Each document object has one-to-many relationships to the characters, words and paragraphs of the text it contains, each of which in turn has one-to-many relationships to the characters, words and paragraphs of the text it contains, and so on to infinity.

Finally, each window object has a one-to-one relationship to the document object whose content it displays.

How SwiftAutomation works

SwiftAutomation is a high-level pure-Swift wrapper for macOS's lower-level Apple Event Manager APIs (NSAppleEventDescriptor).
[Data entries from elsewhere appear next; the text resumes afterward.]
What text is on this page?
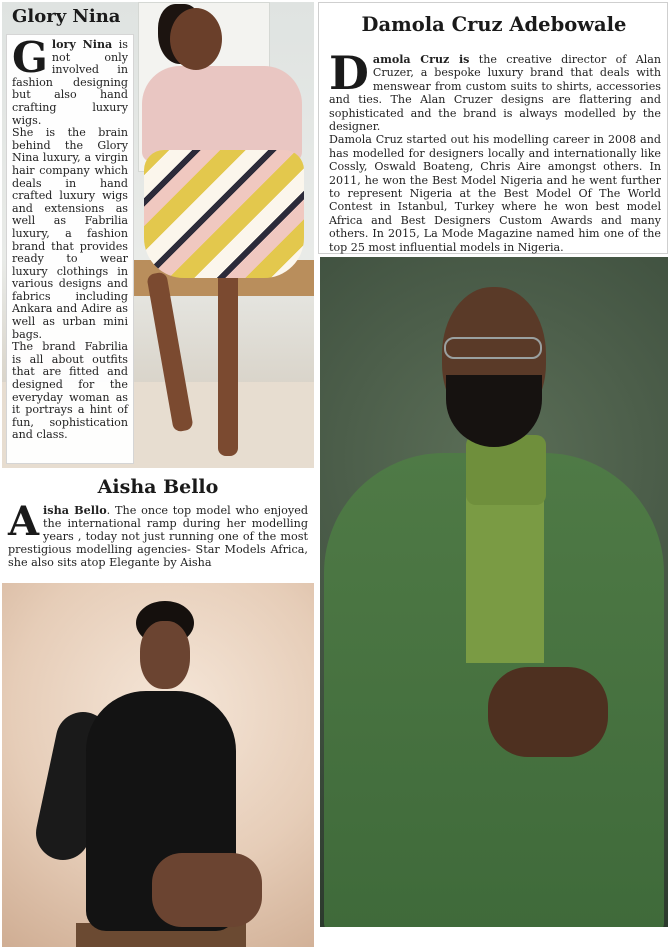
Glory Nina

Glory Nina is not only involved in fashion designing but also hand crafting luxury wigs.

She is the brain behind the Glory Nina luxury, a virgin hair company which deals in hand crafted luxury wigs and extensions as well as Fabrilia luxury, a fashion brand that provides ready to wear luxury clothings in various designs and fabrics including Ankara and Adire as well as urban mini bags.

The brand Fabrilia is all about outfits that are fitted and designed for the everyday woman as it portrays a hint of fun, sophistication and class.

Aisha Bello

Aisha Bello. The once top model who enjoyed the international ramp during her modelling years , today not just running one of the most prestigious modelling agencies- Star Models Africa, she also sits atop Elegante by Aisha

Damola Cruz Adebowale

Damola Cruz is the creative director of Alan Cruzer, a bespoke luxury brand that deals with menswear from custom suits to shirts, accessories and ties. The Alan Cruzer designs are flattering and sophisticated and the brand is always modelled by the designer.

Damola Cruz started out his modelling career in 2008 and has modelled for designers locally and internationally like Cossly, Oswald Boateng, Chris Aire amongst others. In 2011, he won the Best Model Nigeria and he went further to represent Nigeria at the Best Model Of The World Contest in Istanbul, Turkey where he won best model Africa and Best Designers Custom Awards and many others. In 2015, La Mode Magazine named him one of the top 25 most influential models in Nigeria.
The SwiftAutomation architecture consists of two parts:

In addition, aeglue can use the target application's dictionary (AETE/SDEF resource) to add human-readable properties and methods to these classes, creating a user-friendly high-level interface over the cryptic four-char codes (OSType) used by the Apple Event Manager itself.

For example, the following AppleScript sets the size of the first character of every non-empty paragraph in every document of TextEdit to 24 pt:

tell application id "com.apple.TextEdit"
  set size of character 1 of (every paragraph where it ≠ "\n") of every document to 24
end tell

Here is the equivalent Swift code using SwiftAutomation's default AE glue:

let textedit = AEApplication(bundleIdentifier: "com.apple.TextEdit")

let specifier = AEApp.elements("docu")
                     .property("ctxt")
                     .elements("cpar")[AEIts != "\n"]
                     .elements("cha ")[1]
                     .property("ptsz")
try textedit.sendAppleEvent("core", "getd", ["----": specifier, "data": 24])

and using glue classes generated specifically for TextEdit:

let textedit = TextEdit()

try textedit.documents.text.paragraphs[TEDIts != "\n"].characters[1].size.set(to: 24)

[1] OSType: a 32-bit value, often represented as a 4-character C literal, a.k.a. "four-char code". Used in Carbon APIs such as the Apple Event Manager. Mnemonic values are preferred, e.g. 'docu' = 'document'.

[2] Assuming a well-implemented AEOM; in practice most AEOM implementations suffer varying degrees of limitations in their ability to operate successfully on complex multi-object specifiers. These limitations are generally not documented but discovered through trial and error.